3M-AI: A Multi-task and Multi-core Virtualization Framework for Multi-FPGA AI Systems in the Cloud

With the ever-growing demands for online Artificial Intelligence (AI), the hardware virtualization support for deep learning accelerators is vital for providing AI capability in the cloud. Three basic features, multi-task, dynamic workload, and remote access, are fundamental for hardware virtualization. However, most of the deep learning accelerators do not support concurrent execution of multiple tasks. Besides, the SOTA multi-DNN scheduling algorithm for NN accelerators neither consider the multi-task concurrent execution and resources allocation for the multi-core DNN accelerators.

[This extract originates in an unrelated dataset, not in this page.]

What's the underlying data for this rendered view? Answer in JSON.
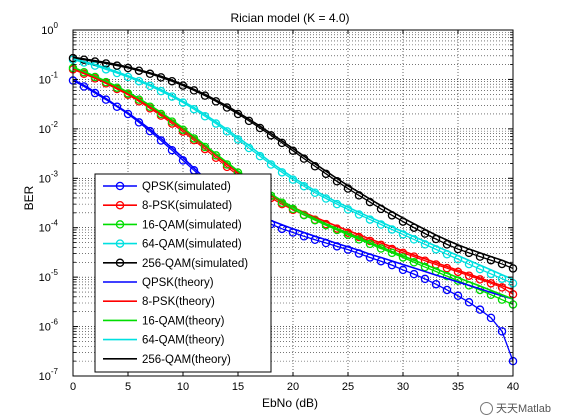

Moreover, existing GPU virtualized solutions could introduce a huge remote access latency overhead, resulting in a severe system performance drop. In order to tackle these challenges, we propose 3M-AI, a Multi-task and Multi-core virtualization framework for Multi-FPGA AI systems in the cloud. 3M-AI enables model parallelism on multi-FPGA by optimizing data synchronization and movement between FPGAs. 3M-AI exploits heuristic hardware resource allocation algorithm and accurate multi-core latency prediction model. 3M-AI significantly reduces the remote API access overhead to nearly 1%, and achieves better NN inference latency with a batch size 1 compared with GPU virtualization solutions.